El hombre es un ser posible; pero no hay posibilidades dentro de
las cuales el hombre elija ésta o aquélla. El hombre elige
su posibilidad, sí; pero esa elección no es sino el mismo
acto de crearla.
Vicente Fatone
¿Qué nos hace humanos? Sin duda, es una pregunta que
serviría para sumergirnos en un inagotable océano de libros. Todos los
pensadores que se han ocupado de la antropología filosófica contribuirían, con
mayor o menor éxito, a iluminarnos sobre las diferentes respuestas brindadas al
respecto. Porque las explicaciones que fueron elaboradas a partir de ese
interrogante son cuantiosas. Esta situación se volvió más compleja cuando, con
Darwin y la evolución, ya no podíamos considerarnos criaturas divinas o, por lo
menos, sin lazos con los demás animales. Éramos afines a los orangutanes, un
hecho poco digno de ser celebrado, salvo para quienes aborrecen al hombre y,
por tanto, endiosan a cualquier otra criatura, desde ballenas hasta roedores.
Se ha sostenido que somos el único animal que ríe.

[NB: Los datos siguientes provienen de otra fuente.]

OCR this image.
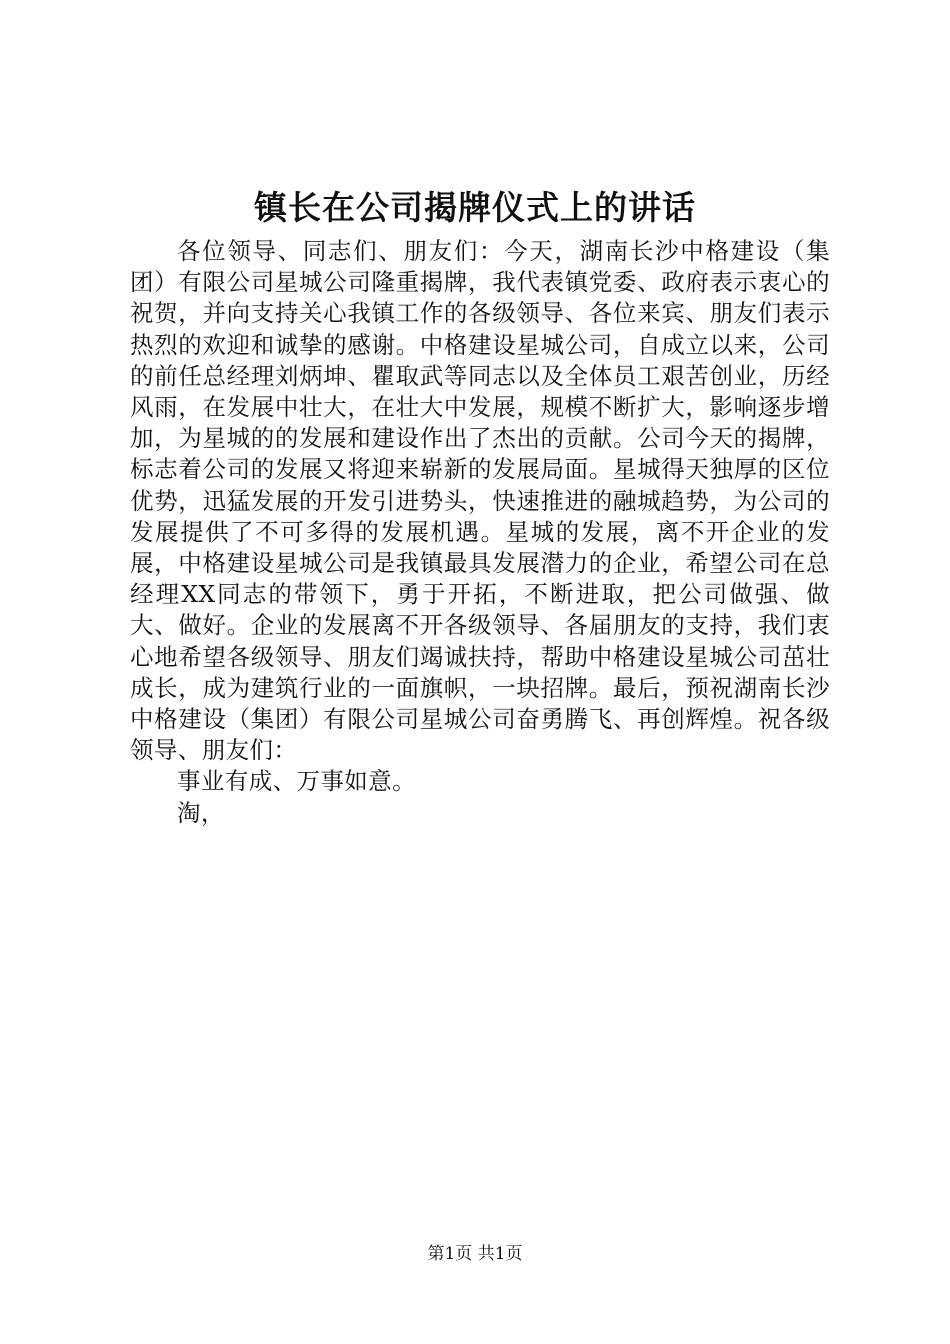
镇长在公司揭牌仪式上的讲话

各位领导、同志们、朋友们：今天，湖南长沙中格建设（集团）有限公司星城公司隆重揭牌，我代表镇党委、政府表示衷心的祝贺，并向支持关心我镇工作的各级领导、各位来宾、朋友们表示热烈的欢迎和诚挚的感谢。中格建设星城公司，自成立以来，公司的前任总经理刘炳坤、瞿取武等同志以及全体员工艰苦创业，历经风雨，在发展中壮大，在壮大中发展，规模不断扩大，影响逐步增加，为星城的的发展和建设作出了杰出的贡献。公司今天的揭牌，标志着公司的发展又将迎来崭新的发展局面。星城得天独厚的区位优势，迅猛发展的开发引进势头，快速推进的融城趋势，为公司的发展提供了不可多得的发展机遇。星城的发展，离不开企业的发展，中格建设星城公司是我镇最具发展潜力的企业，希望公司在总经理XX同志的带领下，勇于开拓，不断进取，把公司做强、做大、做好。企业的发展离不开各级领导、各届朋友的支持，我们衷心地希望各级领导、朋友们竭诚扶持，帮助中格建设星城公司茁壮成长，成为建筑行业的一面旗帜，一块招牌。最后，预祝湖南长沙中格建设（集团）有限公司星城公司奋勇腾飞、再创辉煌。祝各级领导、朋友们：

事业有成、万事如意。

淘，

第1页 共1页
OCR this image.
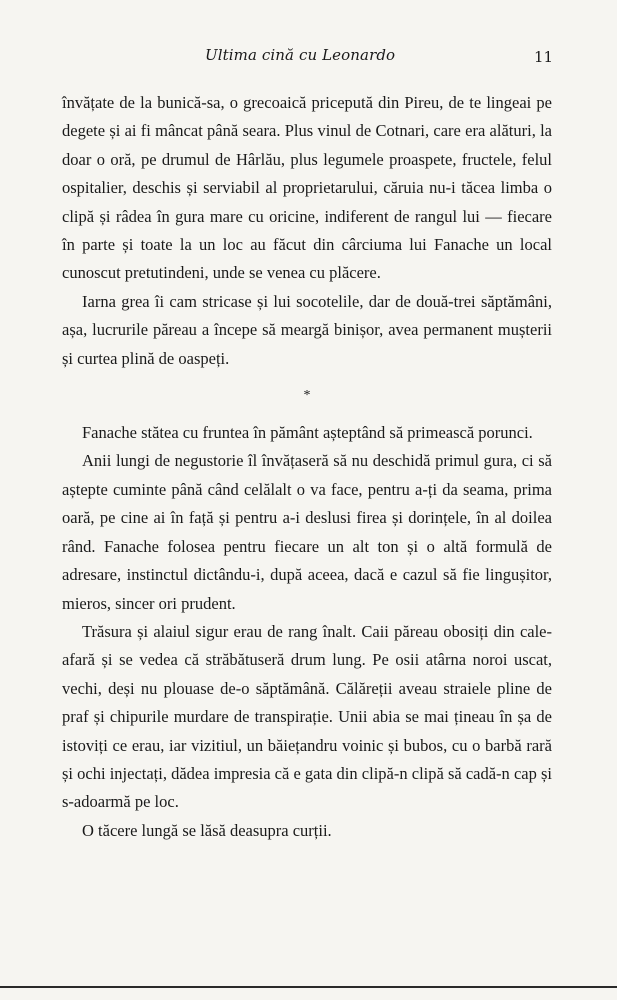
Ultima cină cu Leonardo	11

învățate de la bunică-sa, o grecoaică pricepută din Pireu, de te lingeai pe degete și ai fi mâncat până seara. Plus vinul de Cotnari, care era alături, la doar o oră, pe drumul de Hârlău, plus legumele proaspete, fructele, felul ospitalier, deschis și serviabil al proprietarului, căruia nu-i tăcea limba o clipă și râdea în gura mare cu oricine, indiferent de rangul lui — fiecare în parte și toate la un loc au făcut din cârciuma lui Fanache un local cunoscut pretutindeni, unde se venea cu plăcere.

Iarna grea îi cam stricase și lui socotelile, dar de două-trei săptămâni, așa, lucrurile păreau a începe să meargă binișor, avea permanent mușterii și curtea plină de oaspeți.

*

Fanache stătea cu fruntea în pământ așteptând să primească porunci.

Anii lungi de negustorie îl învățaseră să nu deschidă primul gura, ci să aștepte cuminte până când celălalt o va face, pentru a-ți da seama, prima oară, pe cine ai în față și pentru a-i deslusi firea și dorințele, în al doilea rând. Fanache folosea pentru fiecare un alt ton și o altă formulă de adresare, instinctul dictându-i, după aceea, dacă e cazul să fie lingușitor, mieros, sincer ori prudent.

Trăsura și alaiul sigur erau de rang înalt. Caii păreau obosiți din cale-afară și se vedea că străbătuseră drum lung. Pe osii atârna noroi uscat, vechi, deși nu plouase de-o săptămână. Călăreții aveau straiele pline de praf și chipurile murdare de transpirație. Unii abia se mai țineau în șa de istoviți ce erau, iar vizitiul, un băiețandru voinic și bubos, cu o barbă rară și ochi injectați, dădea impresia că e gata din clipă-n clipă să cadă-n cap și s-adoarmă pe loc.

O tăcere lungă se lăsă deasupra curții.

Lo asevera Henri Bergson y, salvo por las carcajadas de la hiena o esa conocida
mueca del perro, podríamos concordar con su afirmación. Otros autores, como el ingenioso
Mark Twain, han dado a entender que nuestra exclusividad es la religión. No
habría, pues, nadie más en el reino animal –peor aún vegetal– que se hubiese
preocupado por tener mitos, rituales y todo un conjunto de creencias acerca del
más allá. Por cierto, al reflexionar sobre nuestras dimensiones, Émile Bréhier
precisó que ninguna otra especie tomaba consciencia de su segura, inevitable
desaparición, lo cual signaba la existencia humana. El último punto que, antes
de seguir con lo más valioso, juzgo relevante acentuar es una idea lanzada por
José Ortega y Gasset. Sucede que, de acuerdo con este pensador, el hombre es un
ser histórico: lo que nos define está en nuestro pasado, no sólo individual,
sino igualmente colectivo.
Más allá de reír, creer o tener pasado, entre otras
cualidades, el ser humano puede pensar. Apunto algo más: no hacerlo conlleva
forzosamente la insatisfacción de nuestras necesidades. Pero no basta con
destacar esa capacidad, ya que, de cierto modo, un delfín podría realizar
también operaciones equivalentes al pensamiento. En nuestro caso, debemos
referirnos a una reflexión que sea profunda y crítica, cuestionadora incluso de
sí misma. Hemos llegado a tal punto que, en esos afanes intelectuales, los
hombres abrigaron dudas de su propia existencia. Es improbable que un castor
explote su cerebro de dicha forma. Somos, por consiguiente, los únicos que
podemos alcanzar ése y otros extremos. Porque esta condición no sirve sólo para
incurrir en excentricidades; a lo largo del tiempo, ha permitido que nuestra
vida se torne menos compleja.
No obstante, pensar será
también problematizarse. Lo haremos desde un principio, comenzando con el
nacimiento. Se trata del momento que marca el inicio de una vida inevitablemente
problemática. El cuerpo necesitará de alimentación, cobijo, aun afecto, puesto
que, si no atendiéramos estos requerimientos, la salud sería menoscabada. Son
cuestiones que deben ser atendidas. Por supuesto, en principio, son los padres
quienes asumen la carga de resolver estos problemas. Después, cuando crecemos y
ya no precisamos de ninguna tutela, somos nosotros los que debemos lidiar con
esas exigencias. Asimismo, nos ocuparemos de los obstáculos que hay en ese
cometido. Para ello, es imprescindible que tomemos consciencia de su existencia
y los enfrentemos con firmeza. Una vida bien lograda demandará que procedamos
así. Nadie garantiza que estemos en condiciones de orillar cualquier asunto;
sin embargo, intentarlo ya resulta meritorio y congruente con lo que somos.
Nota pictórica. El
hombre de Vitruvio es una obra que pertenece a Leonardo da Vinci (1452-1519).